Il primo Willy Wonka, il nipote di Frankenstein o il fratello più furbo di Sherlock Holmes: Gene Wilder è stato interprete implacabile di alcuni dei più imprevedibili personaggi del cinema comico nordamericano. Scomparso nel 2016, avrebbe compiuto oggi 90 anni. Nel 1972, dopo aver agitato cappello e bastone al fianco degli Umpa Lumpa nel primo infruttuoso adattamento del romanzo di Roald Dahl, Woody Allen lo scelse per aiutarlo a rispondere a tutto quello che si è sempre voluto sapere sul sesso (ma non si è osato chiedere). Nel film è il Dottor Doug Ross, innamorato della pecora di un paziente armeno. Personaggi imprevedibili, appunto.
“Sono un attore, non un pagliaccio”, raccontò. Una tecnica comica che coincideva con la realtà, secondo i dettami dei più grandi: “City Lights mi impressionò come attore”, ebbe modo di riflettere, “è stato divertente, poi triste, poi entrambi allo stesso tempo”. Lo spettro emotivo – reale e completo – come partitura della comicità, una regola che non provò mai a sconfessare. In un’intervista del 2005, Gene Wilder rivelò infatti la propria epifania comica. Aveva 8 anni e sua madre stava avendo un attacco di cuore: “È stata la prima volta che ho provato consapevolmente a far ridere qualcuno“, ha raccontato Wilder nella trasmissione Frash Air. “E quando ho avuto successo, dopo che se l’era fatta addosso ridendo, disse: ‘Oh, Jerry, ora guarda cosa mi hai fatto fare.'”. Triste e divertente, la commedia è sempre una moltitudine di strategie. “Quando tua madre ti dà la fiducia che puoi fare qualsiasi cosa, porterai quella fiducia con te. Lei mi ha fatto credere che potessi far ridere qualcuno”.
Nato l’11 giugno del 1933 come Jerome Silberman, da due ebrei russi emigrati negli Stati Uniti, prese un pezzo dall’amato drammaturgo Thornton Wilder e un altro dal protagonista di Angelo, guarda il passato, divenendo Gene Wilder. Dopo il debutto sul grande schermo nel 1963, conobbe Mel Brooks dando inizio a una carriera da luna park, tra parodie ai generi di Hollywood – Mezzogiorno e mezzo di fuoco rimestò nel Western per parlare al pubblico anni ‘70 – e grandi sodalizi, indimenticabile e convulsa l’accoppiata con Richard Pryor.

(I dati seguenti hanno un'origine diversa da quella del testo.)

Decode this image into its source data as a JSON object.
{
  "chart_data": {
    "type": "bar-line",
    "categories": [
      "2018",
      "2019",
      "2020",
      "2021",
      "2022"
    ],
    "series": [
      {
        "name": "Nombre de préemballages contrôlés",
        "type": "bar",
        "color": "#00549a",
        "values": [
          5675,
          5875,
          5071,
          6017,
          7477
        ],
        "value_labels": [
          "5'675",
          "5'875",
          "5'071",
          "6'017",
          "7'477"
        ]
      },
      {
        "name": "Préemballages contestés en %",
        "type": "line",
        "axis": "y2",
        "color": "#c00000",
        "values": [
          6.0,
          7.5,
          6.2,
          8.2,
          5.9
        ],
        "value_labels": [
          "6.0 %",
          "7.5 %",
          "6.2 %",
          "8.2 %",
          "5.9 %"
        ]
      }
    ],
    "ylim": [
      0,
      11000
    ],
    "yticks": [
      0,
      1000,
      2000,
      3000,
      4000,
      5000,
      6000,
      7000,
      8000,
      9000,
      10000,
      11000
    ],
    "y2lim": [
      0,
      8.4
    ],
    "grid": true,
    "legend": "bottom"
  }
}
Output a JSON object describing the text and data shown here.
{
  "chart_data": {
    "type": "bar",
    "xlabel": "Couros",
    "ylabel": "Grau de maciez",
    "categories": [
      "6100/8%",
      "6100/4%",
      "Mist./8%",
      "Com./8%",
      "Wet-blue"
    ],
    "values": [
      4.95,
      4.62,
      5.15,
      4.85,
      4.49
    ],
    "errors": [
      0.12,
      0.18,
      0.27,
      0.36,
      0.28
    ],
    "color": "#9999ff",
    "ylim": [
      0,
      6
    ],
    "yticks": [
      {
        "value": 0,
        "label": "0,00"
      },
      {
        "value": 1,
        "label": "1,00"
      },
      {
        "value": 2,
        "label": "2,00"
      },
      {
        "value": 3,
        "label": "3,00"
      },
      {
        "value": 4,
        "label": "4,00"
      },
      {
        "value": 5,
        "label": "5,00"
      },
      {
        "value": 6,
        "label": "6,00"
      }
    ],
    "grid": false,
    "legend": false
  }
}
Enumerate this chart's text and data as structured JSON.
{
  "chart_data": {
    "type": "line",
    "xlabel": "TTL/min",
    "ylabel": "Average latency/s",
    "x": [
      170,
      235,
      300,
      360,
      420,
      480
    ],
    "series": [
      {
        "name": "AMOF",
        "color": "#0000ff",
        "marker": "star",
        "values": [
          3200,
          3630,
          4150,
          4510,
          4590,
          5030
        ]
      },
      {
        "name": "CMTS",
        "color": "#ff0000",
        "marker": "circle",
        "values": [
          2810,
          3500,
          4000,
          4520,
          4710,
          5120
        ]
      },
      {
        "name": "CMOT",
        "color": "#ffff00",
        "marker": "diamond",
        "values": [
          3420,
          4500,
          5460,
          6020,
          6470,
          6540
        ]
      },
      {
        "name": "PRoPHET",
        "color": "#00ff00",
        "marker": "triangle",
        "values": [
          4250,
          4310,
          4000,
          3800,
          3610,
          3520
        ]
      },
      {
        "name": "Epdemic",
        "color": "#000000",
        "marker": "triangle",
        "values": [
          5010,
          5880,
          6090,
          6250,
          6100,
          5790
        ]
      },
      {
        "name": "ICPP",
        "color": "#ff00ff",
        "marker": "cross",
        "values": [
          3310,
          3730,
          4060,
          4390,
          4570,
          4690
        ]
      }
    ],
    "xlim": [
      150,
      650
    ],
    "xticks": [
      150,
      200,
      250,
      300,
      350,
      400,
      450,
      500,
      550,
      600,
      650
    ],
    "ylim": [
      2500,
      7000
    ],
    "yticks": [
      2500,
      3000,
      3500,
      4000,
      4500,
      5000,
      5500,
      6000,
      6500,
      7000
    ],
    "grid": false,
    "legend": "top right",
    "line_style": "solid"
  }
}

Sapeva cantare, ballare, improvvisare. Era un artista, un artista di Hollywood, animale da Musical e palcoscenico, capace di sceneggiare e dirigere persino un titolo ispirato a Lo sceicco bianco di Federico Fellini, Il più grande amatore del mondo. La fortuna in carriera ebbe inizio con Willy Wonka e la fabbrica di cioccolato (1971) di Mel Stuart, ma è con il Frankenstein Junior (1974) di Brooks che Wilder ha preso posto a sedere nella storia del cinema, a cui stretto rimase nel 2002, quando annunciò il ritiro a causa dell’Alzheimer dopo l’ultima interpretazione da Emmy Award in Will&Grace, e a cui è ancora saldamente seduto.
In una scena nei panni di Willy Wonka, Gene Wilder zoppica, si ferma e cade: quando sembra impossibile evitare lo schianto, rotola su se stesso e si rialza baldanzoso in uno slancio fisico che è riassunto di un’arte comica costruita sull’inatteso e l’impossibile, piegati a favore di camera come in uno scherzo da ridere in cui, però, è in gioco la vita.